Al contrario di ciò che si può pensare, il femminismo non è un movimento socioculturale recente, bensì il frutto di secoli di storia, di ribellioni, sacrifici, lotte e resistenza contro il sistema patriarcale radicato e naturalizzato in millenni.
L’origine del femminismo si perde nella storia, intrecciandosi con miti, narrazioni culturali e trasformazioni sociali.

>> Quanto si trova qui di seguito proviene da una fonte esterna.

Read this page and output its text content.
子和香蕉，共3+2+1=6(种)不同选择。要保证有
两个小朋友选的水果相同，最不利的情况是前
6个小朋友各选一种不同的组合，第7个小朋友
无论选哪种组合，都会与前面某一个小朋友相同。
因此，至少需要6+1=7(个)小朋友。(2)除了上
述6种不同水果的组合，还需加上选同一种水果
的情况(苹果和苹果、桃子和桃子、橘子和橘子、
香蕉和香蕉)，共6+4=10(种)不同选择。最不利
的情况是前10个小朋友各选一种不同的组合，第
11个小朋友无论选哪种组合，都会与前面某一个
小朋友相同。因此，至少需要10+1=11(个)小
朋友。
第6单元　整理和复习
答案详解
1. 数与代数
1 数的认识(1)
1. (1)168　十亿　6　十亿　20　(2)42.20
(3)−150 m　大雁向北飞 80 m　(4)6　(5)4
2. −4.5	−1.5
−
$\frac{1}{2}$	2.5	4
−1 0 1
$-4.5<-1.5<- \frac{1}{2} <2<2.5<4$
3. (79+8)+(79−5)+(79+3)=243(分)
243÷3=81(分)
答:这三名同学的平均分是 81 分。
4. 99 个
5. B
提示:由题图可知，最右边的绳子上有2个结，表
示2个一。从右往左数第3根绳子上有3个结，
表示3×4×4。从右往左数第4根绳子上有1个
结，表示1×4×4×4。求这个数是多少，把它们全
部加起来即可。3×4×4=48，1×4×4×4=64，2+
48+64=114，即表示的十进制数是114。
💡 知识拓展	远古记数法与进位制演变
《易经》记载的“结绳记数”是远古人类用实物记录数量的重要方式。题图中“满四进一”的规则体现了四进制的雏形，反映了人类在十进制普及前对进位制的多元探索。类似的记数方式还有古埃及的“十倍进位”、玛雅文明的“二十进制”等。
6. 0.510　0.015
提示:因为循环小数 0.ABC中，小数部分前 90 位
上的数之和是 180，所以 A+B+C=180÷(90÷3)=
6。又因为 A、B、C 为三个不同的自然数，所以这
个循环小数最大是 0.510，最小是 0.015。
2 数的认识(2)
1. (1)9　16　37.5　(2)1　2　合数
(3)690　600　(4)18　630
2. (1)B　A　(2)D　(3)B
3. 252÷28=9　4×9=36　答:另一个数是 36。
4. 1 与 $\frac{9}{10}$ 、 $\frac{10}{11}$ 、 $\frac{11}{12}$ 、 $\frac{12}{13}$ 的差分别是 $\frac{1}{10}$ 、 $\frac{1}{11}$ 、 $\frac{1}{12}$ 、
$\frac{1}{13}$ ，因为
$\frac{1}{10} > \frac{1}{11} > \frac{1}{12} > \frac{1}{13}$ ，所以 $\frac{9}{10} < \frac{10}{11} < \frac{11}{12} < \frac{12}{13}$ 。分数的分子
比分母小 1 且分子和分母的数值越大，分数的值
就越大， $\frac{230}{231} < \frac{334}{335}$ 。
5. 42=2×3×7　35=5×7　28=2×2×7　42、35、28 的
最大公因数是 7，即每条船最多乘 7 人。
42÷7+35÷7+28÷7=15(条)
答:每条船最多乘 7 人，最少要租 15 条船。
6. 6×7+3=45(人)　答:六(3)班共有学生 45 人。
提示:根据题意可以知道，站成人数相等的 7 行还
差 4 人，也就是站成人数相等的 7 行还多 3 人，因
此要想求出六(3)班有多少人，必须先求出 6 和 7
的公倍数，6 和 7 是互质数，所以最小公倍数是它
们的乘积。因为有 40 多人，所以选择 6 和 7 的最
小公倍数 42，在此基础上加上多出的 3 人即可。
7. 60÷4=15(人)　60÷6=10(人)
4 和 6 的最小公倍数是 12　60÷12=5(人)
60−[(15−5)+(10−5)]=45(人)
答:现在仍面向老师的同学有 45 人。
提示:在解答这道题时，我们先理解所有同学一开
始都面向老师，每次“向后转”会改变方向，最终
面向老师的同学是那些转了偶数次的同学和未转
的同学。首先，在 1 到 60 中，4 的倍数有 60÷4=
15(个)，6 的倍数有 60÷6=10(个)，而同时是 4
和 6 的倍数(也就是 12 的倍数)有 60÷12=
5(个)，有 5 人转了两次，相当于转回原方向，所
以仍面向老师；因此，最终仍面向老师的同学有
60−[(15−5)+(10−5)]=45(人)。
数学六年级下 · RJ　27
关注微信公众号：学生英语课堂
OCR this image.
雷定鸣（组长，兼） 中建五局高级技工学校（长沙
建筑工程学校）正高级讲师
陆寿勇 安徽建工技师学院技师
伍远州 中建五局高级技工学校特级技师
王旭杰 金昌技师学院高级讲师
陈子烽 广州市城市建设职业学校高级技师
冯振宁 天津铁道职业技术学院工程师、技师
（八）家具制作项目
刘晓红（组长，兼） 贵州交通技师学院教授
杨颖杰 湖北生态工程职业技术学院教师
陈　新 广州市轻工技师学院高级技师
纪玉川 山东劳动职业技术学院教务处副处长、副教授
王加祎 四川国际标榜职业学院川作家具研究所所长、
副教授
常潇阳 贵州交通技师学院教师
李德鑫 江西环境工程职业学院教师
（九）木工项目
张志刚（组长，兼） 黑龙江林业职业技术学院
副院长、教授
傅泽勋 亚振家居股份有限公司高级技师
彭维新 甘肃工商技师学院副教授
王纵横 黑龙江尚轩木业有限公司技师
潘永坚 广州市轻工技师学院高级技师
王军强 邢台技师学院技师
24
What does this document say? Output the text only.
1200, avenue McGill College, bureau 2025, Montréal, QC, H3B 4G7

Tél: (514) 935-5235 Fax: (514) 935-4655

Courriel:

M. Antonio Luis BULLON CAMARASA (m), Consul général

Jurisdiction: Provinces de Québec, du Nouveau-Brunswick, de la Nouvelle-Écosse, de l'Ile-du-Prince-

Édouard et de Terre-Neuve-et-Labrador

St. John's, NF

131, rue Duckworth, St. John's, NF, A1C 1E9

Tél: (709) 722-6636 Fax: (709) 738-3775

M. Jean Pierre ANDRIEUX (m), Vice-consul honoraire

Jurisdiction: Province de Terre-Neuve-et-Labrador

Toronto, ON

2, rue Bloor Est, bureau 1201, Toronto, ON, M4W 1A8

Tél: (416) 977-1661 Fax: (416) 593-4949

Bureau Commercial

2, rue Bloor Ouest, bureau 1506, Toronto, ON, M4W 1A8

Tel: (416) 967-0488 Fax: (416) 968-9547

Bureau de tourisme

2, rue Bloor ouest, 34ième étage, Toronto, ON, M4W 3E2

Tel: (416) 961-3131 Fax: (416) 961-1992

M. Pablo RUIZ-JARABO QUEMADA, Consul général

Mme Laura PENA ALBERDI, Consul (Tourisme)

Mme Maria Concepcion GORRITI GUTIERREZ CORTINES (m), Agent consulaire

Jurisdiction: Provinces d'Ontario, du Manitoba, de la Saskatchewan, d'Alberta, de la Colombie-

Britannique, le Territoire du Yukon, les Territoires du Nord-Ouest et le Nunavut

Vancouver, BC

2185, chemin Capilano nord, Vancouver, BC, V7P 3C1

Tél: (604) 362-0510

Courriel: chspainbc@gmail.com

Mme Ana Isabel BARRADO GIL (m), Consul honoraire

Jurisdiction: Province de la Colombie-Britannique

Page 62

Questo lungo percorso per l’emancipazione non è solo una questione femminile, ormai, ma un vero e proprio cambiamento a cui è chiamata tutta l’umanità.
Il patriarcato: la forza dell’adattabilità e della naturalizzazione
Il patriarcato, come ideologia, ha raggiunto il suo massimo apice nella naturalizzazione, ovvero nella sua capacità e abilità di essere considerato una “condizione naturale” della specie umana; in realtà, però, esso è il risultato di complessi processi storici. Infatti, fin dalle società agricole pre-classiche, la divisione dei ruoli tra uomo e donna si basava su presunte differenze “naturali”. All’uomo era delegata la funzione di capofamiglia e l’autorità nella vita pubblica, mentre alla donna veniva affidata la cura della casa, dei figli e degli infermi.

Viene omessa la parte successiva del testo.